Aşı olması için en az üç ay geçmesi gerektiğini, bütün bunlar olmasa dahi patronun aşı olmayı zarurî tutarak aksi durumdan ötürü işten çıkarma yapmasının rastgele bir tüzel desteğinin olmadığını öne sürdü. Karantinası biter bitmez işinin başına döndüğünü lakin iş kontratının feshedildiğini belirterek işe iadesi talep etti. Davalı şirket avukatı ise patronun pandemi nedeni ile İnsan Kaynakları Müdürlüğü aracılığı ile tüm çalışanlarından ve davacıdan aşı yaptırmalarını talep ettiğini, davacının aşıya karşı olduğunu davalı şirketin İnsan Kaynakları Müdürüne telefon ile bildirdiğini öne sürerek davanın reddini istedi. Mahkeme, davanın kabulüne karar verdi. Davalı şirket kararı istinafa götürdü. Bölge Adliye Mahkemesi emsal nitelikte bir karara imza attı.
Kararda şöyle denildi:
“Covid-19 geçirmiş risk kümelerine 21/07/2021 tarihli genelge ile üç ay sonra aşı uygulandığı, başka bir deyişle karantina bitiminden sonra 3 ay içerisinde aşı yapılmasının mümkün bulunmadığı belirtilmiştir. Davacının iş bu süreç içerisinde aşı olmadığı münasebeti ile işten çıkarıldığı dolayısı ile fesih sürecinin hukuka uygun yapılmadığı, bununla birlikte aşı olmadığı tez edilen davacıya alternatif çalışma formüllerinin sağlanmadığı ortadadır.
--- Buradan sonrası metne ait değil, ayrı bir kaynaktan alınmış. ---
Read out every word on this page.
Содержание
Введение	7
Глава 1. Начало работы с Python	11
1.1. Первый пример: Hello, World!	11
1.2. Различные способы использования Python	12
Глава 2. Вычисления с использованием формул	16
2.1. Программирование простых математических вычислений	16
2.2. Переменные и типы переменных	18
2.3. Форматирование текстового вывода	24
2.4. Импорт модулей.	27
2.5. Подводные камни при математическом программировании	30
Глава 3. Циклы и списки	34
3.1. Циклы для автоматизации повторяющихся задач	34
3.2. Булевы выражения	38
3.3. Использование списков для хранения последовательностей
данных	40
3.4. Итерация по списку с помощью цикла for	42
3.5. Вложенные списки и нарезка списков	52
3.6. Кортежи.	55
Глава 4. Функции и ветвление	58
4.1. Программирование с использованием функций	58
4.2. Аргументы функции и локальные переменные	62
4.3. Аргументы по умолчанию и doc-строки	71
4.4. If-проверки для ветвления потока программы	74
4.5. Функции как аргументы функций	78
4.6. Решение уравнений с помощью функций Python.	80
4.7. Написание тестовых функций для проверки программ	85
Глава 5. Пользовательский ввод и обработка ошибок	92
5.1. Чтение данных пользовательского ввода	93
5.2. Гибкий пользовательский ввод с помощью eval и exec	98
Yıllık fiyatlı müsaade kullanması teklifinde bulunulmadığı, ihtar ve ihtarname dışında alternatif tahlil yollarına gidilmeksizin iş mukavelesinin salt bu nedenle feshedildiği arnlaşılmaktadır. Her ne kadar davalı bu konuda kelamlı olarak davacıya farklı çalışma sistemlerinin önerildiğini söylemiş ise de kelamlı olarak alternatifler arandığını takviyeler evrakta kanıt de olmadığı, tüm bu nedenlerle feshin geçersiz olduğu ve işe iade kararında metot ve yasaya terslik bulunmadığı değerlendirilmiştir. Birinci derece mahkemesi kararının, maddi vakıa, yordam ve yasaya uygun olduğu, istinaf sebep ve münasebetinin yerinde olmadığı anlaşılmakla davalı tarafın istinaf müracaatının temelden reddine karar verilmesi gerektiği kanaatine varılmıştır.”
Öte yandan davalı şirket avukatı kararı Yargıtay’a taşıdı. Yargıtay’ın belgeyi onaması durumunda karar emsal teşkil edecek.